So the question is that the desired behavior? If so, why are you only looking at the POS of the first word?
Regardless of what I'm looking at. Your explanation still that doesn't tell me why the TypeError: unhashable type: 'list'
occurs. Stop distracting me and tell me how to resolve the TypeError
!!
Okay, we move on, now that we know thing = pos_tag(word_tokenize("I love running angrily"))
and thing[0][1][0].lower() = 'p'
Given your if-else conditions,
if pos_label in ["a", "n", "v"]:
print(lem.lemmatize(word, pos = pos_label))
elif pos_label in ['r']:
print(wordnet.synset(sentence+".r.1").lemmas()[0].pertainyms()[0].name())
else:
print(lem.lemmatize(sentence))
we find that 'p'
value would have gone to the else, i.e. print(lem.lemmatize(sentence))
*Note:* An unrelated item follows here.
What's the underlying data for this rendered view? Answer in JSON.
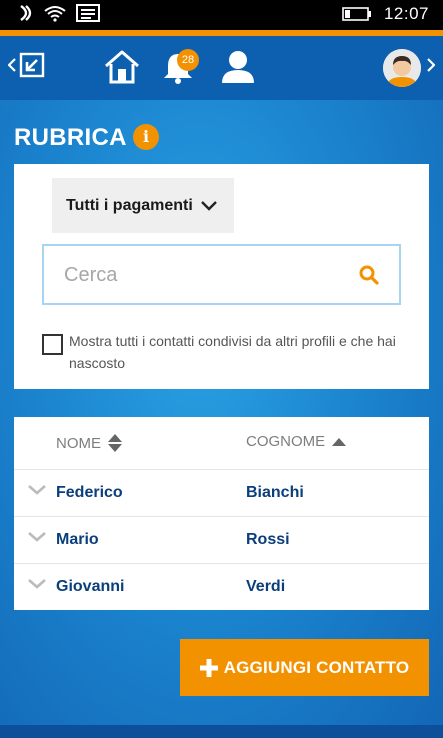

but wait a minute remember what has sentence
became after you've modified it with:
>>> sentence = word_tokenize("I love running angrily")
>>> sentence = [i.strip(" ") for i in sentence]
>>> sentence
['I', 'love', 'running', 'angrily']
So what happens if we just ignore all the rest of the code and focus on this:
from nltk.stem import WordNetLemmatizer
lem = WordNetLemmatizer()
sentence = ['I', 'love', 'running', 'angrily']
lem.lemmatize(sentence)
[out]:
-------------------------------------------------------------------------
TypeError Traceback (most recent call last)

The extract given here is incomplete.